Aquatic Rehabilitation (AR), is used in the treatment of athletic injuries, initially in a supported supine aquatic position, before progressing to an independent vertical position. In water entry, cardiovascular and respiratory shifts are affected by, the hydrostatic pressure, the diving reflex responses, the water temperature, and vary at different positions and levels of immersion. PURPOSE: The purpose of this study was to investigate how the depth of submersion during AR at 32οC in a supine position, affects cardiovascular and respiratory function. METHODS: Seven participants (35±10 years), were subjected to two 15-min trials of AR aquatic bodywork manipulations (MKS). Subjects were supported in a supine position by the provider’s elbow under the head, and the trunk and lower legs, a) were either kept in alignment to the surface (SI) of the water with a lumbar curve support, or b) allowed to diagonally submerge to a deeper level (DI) during movements. An underwater video camera (FinepixGPS) was used for recording, and via 2-dimensional (2-D) kinematic analysis, the depth of submersion (LOGERPRO 3.8) and hydrostatic pressure, were evaluated.

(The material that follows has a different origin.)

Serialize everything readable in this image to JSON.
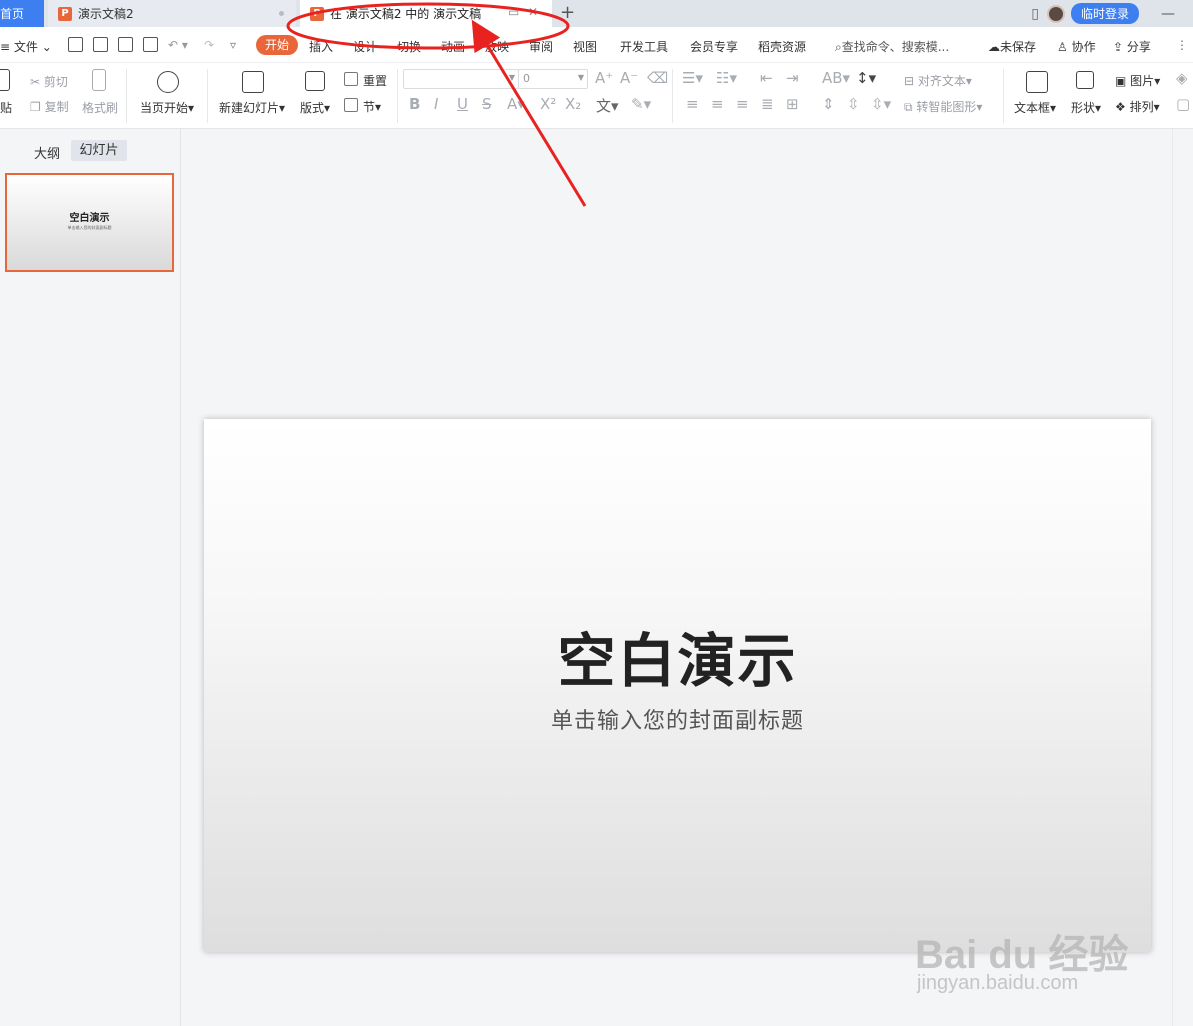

During the trials, respiratory rate (RR), heart rate (HR), and oxygen saturation (SO2) were measured (ApneaLink 1_218). Before and after the trials, arterial blood was drawn for gas analyses (Abbott-I-Stat) in addition to blood pressure determination. Trials were conducted in a randomized cross-over design and analyzed for dependent measures (p<0.05). RESULTS: The depth of submersion of the trunk and legs with the SI was 0.022±0.036 m versus 0.575±0.06 m with the DI. Significant differences were observed for RR, 14.42±2.29 breaths/min vs 11.34±2.42 breaths/min (p=0.03), and systolic blood pressure, 124.85±6.52 mmHg vs 109±7.00 (p=0.008), for SI and DI respectively. No significant differences were observed for oxygen saturation or any other arterial gas variables measured. CONCLUSIONS: The increase of the depth of submersion during AR significantly impacted select cardiorespiratory parameters, i.e. breathing frequency and systolic blood pressure, consistent with an increase in parasympathetic and/or decrease in sympathetic activity. Depending on pre-existing conditions this may affect the quality of clinical care during rehabilitation of the athlete.